48 yıldır el emeğiyle çalışan Mırık, geçmişte ürettiği tarım aletleri sayesinde her yıl bir daire ya da arsa alabildiğini, ancak artık işlerin azaldığını ve çırak bulamadıklarını söylüyor. Zanaatkârlığın giderek yok olmasından üzüntü duyan usta, “Eskiden bu meslek geçim değil, kazanç kapısıydı. Şimdi kendimizi zor geçindiriyoruz” diyor.
1977’den Bu Yana Aynı Tezgâh Başında
Torna ustası İbrahim Mırık, 1977 yılından bu yana sanayide çalışıyor. Çocuk yaşta başladığı işte, römork, tırmık, karık sabanı, döner merdiven ve çatı üretimi yapan usta, bugün aynı atölyede hâlâ emeğini sürdürüyor. Mırık, “1977’den beri ustayım. Sanayide tornacı olarak yetiştim. 25 yıldır aynı çarşıdayım. Eskiden işlerimiz o kadar yoğundu ki, her yıl bir ev ya da arsa alabiliyorduk. Şimdi işler azaldı, masraflar arttı. Genç nesil bu işi öğrenmek istemiyor” sözleriyle zanaatın geldiği noktayı özetliyor.

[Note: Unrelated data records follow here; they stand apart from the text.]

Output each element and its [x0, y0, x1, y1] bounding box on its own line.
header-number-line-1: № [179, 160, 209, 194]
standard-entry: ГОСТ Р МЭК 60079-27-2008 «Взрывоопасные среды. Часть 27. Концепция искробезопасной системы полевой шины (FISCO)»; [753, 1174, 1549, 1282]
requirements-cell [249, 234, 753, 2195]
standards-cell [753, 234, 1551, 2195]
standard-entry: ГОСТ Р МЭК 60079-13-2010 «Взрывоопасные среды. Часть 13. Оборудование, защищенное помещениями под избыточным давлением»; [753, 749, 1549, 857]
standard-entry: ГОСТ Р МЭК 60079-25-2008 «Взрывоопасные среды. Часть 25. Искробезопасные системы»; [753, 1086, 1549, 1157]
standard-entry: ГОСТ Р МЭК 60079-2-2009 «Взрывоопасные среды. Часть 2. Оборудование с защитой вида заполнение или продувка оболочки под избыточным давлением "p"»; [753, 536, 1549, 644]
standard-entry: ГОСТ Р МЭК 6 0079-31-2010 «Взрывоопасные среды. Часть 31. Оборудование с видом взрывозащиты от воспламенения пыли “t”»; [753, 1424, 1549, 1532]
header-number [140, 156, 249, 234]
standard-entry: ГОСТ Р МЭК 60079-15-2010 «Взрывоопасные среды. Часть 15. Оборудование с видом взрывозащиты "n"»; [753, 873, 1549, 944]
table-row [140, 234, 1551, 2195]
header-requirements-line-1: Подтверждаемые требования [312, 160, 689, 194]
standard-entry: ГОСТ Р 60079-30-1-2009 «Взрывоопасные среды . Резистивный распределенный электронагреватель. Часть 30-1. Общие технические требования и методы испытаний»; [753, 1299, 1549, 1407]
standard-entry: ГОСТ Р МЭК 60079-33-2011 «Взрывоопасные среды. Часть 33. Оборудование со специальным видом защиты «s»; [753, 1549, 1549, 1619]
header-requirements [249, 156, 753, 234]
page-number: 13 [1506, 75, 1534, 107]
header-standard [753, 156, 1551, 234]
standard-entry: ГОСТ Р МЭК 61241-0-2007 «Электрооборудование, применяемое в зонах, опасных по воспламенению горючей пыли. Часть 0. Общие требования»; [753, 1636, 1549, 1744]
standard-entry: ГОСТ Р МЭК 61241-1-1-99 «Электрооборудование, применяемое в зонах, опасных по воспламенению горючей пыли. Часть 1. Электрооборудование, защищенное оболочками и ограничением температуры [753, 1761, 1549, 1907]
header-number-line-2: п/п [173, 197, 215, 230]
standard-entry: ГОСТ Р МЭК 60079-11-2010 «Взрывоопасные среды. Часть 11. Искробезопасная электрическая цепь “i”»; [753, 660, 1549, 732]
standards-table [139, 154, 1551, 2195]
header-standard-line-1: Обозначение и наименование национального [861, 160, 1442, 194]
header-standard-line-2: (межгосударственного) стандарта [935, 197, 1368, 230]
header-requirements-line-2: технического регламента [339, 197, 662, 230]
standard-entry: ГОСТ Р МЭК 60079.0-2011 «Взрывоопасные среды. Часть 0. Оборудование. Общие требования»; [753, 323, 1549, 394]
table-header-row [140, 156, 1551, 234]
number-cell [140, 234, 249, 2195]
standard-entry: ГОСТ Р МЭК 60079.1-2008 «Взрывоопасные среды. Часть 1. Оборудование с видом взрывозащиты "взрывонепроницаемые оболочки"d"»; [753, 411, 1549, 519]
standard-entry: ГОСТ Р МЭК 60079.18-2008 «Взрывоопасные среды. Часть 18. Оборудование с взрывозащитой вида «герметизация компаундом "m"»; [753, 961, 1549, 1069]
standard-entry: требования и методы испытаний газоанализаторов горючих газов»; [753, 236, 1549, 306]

Tarım Azaldı, Zanaat da Geriledi
Mırık’a göre, zanaatkârlığın gerilemesinin en büyük nedenlerinden biri tarımsal üretimdeki düşüş. Eskiden Samsun’un köylerinde tütün ve mısır üretiminin yoğun olduğunu belirten usta, “Tütün bitti, mısır azaldı. Köylüler artık üretim yerine arsalarını satıyor. Bizim yaptığımız tarım aletlerine de ihtiyaç kalmadı” diyor. Tarım malzemelerine olan talebin düşmesiyle birlikte, torna ve kaynak ustalarının işleri de ciddi biçimde azalmış durumda. “Eskiden sabahın ilk ışıklarıyla tezgâh başına geçerdik, sipariş yetiştiremezdik. Şimdi bazen bir hafta iş gelmediği oluyor,” diyen Mırık, zanaatin ekonomik sürdürülebilirliğini kaybettiğini dile getiriyor.
“Gençler Parayı Soruyor, Mesleği Değil”
Usta Mırık’ın en büyük sitemi, çırak bulamamak. Gençlerin el emeği mesleklere ilgisiz olduğunu vurgulayan Mırık, “Çırak almayı düşündüğümüzde, gençler önce ne kadar kazanacaklarını soruyor. Kimse mesleği sormuyor. Eskiden öğrenmek isteyen çoktu, şimdi kimse uğraşmak istemiyor” diye konuşuyor. Gelişen teknoloji ve sanayideki otomasyonun da gençlerin ilgisini farklı alanlara yönlendirdiğini belirten Mırık, “Zanaatkar yetiştirmeye gücümüz kalmadı. Hem ustalar yoruldu hem de yeni nesil sabırsız. Bu şartlarda torna işi birkaç yıl içinde tamamen bitebilir,” uyarısında bulunuyor.
Eskinin Bereketli Günleri Artık Geride
Geçmişte, torna ustalığı yalnızca geçim değil, yatırım kapısı olarak görülüyordu. Usta, “Eskiden işlerden kazandığımız parayla her yıl bir arsa ya da daire alırdık. Şimdi aldığımız para sadece dükkanın elektriğine, malzemeye ve çaya yetiyor,” diyerek aradaki farkı anlatıyor. Zanaatkarlar, artan maliyetler ve azalan işlerle birlikte çırak yetiştirme geleneğinin tamamen ortadan kalkmasından endişeli. Mırık, “Kaynakçılık belki birkaç yıl daha devam eder ama torna işi bitiyor. Artık ustadan çok, makine konuşuyor,” diyor.
Zanaatın Değeri Giderek Azalıyor
Türkiye genelinde tornacılık, demircilik ve kaynakçılık gibi zanaatlar, son yıllarda ciddi bir gerileme sürecine girdi. Çıraklık sistemi eskisi kadar yaygın değil, meslek liselerine olan ilgi de giderek azalıyor. Uzmanlar, bu mesleklerin tamamen yok olmaması için teşvik ve destek programlarının artırılması gerektiğini belirtiyor. “Meslek liselerinde atölye çalışmaları yeniden canlandırılmalı, gençlere üretim kültürü kazandırılmalı,” önerisi sık sık dile getiriliyor.